First, let’s find the minimum speed recorded and the maximum speed recorded during the fastest laps for each race. Since fastest lap time is a character we need to change it from a character to a numeric value and lets remove any NAs.

# change NA to 0s and to numeric
dat$fastestLapSpeed <-as.numeric(
    ifelse(dat$fastestLapSpeed >= 0, dat$fastestLapSpeed, 0)
    )

Min and Max

min(dat$fastestLapSpeed)

[1] 0

max(dat$fastestLapSpeed)

[1] 255.014

range(dat$fastestLapSpeed)

[1]   0.000 255.014

Mean
- The mean is average value of all the numbers in a set.

mean(dat$fastestLapSpeed)

[1] 201.4552

Median
- The median is the middle value in a set of numbers when they are ordered from least to greatest.

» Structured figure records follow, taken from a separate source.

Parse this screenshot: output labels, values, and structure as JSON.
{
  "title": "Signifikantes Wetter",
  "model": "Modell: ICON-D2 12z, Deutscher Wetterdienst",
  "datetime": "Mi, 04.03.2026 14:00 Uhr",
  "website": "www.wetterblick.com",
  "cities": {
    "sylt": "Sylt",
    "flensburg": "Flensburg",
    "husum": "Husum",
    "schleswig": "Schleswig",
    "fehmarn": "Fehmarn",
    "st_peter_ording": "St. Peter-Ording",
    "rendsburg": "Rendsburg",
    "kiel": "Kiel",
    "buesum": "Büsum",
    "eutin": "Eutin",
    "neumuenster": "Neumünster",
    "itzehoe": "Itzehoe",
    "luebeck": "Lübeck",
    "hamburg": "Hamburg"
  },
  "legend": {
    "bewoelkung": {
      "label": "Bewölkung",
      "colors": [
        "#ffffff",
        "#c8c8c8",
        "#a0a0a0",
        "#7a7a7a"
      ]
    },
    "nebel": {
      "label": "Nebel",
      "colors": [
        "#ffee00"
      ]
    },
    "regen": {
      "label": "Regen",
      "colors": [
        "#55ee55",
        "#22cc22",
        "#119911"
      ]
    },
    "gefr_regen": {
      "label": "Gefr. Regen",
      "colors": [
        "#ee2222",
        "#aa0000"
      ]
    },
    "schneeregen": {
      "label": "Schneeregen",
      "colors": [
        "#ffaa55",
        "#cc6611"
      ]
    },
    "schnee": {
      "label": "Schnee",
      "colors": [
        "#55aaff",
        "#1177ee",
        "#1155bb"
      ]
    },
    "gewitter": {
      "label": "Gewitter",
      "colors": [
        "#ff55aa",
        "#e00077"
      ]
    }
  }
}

median(dat$fastestLapSpeed)

[1] 203.003

First and Third Quartiles
- The first quartile range is the value under which 25 percent of the data points are found when they are arranged in increasing order, and the third quartile range is where 75 percent of the data points are found when they are arranged in increasing order

quantile(dat$fastestLapSpeed, 0.25)

    25% 
191.142

quantile(dat$fastestLapSpeed, 0.75)

    75% 
214.339

IQR
- The IQR is the difference between the first and third quartile.

IQR(dat$fastestLapSpeed)

[1] 23.197

Standard Deviation and Variance
- Variance is the average squared difference between data points in a set, which measures how much the values in a set vary from each other. While Standard Deviation is the measure of how far the values in a set are from the mean

sd(dat$fastestLapSpeed)

[1] 23.22281

var(dat$fastestLapSpeed)

[1] 539.2991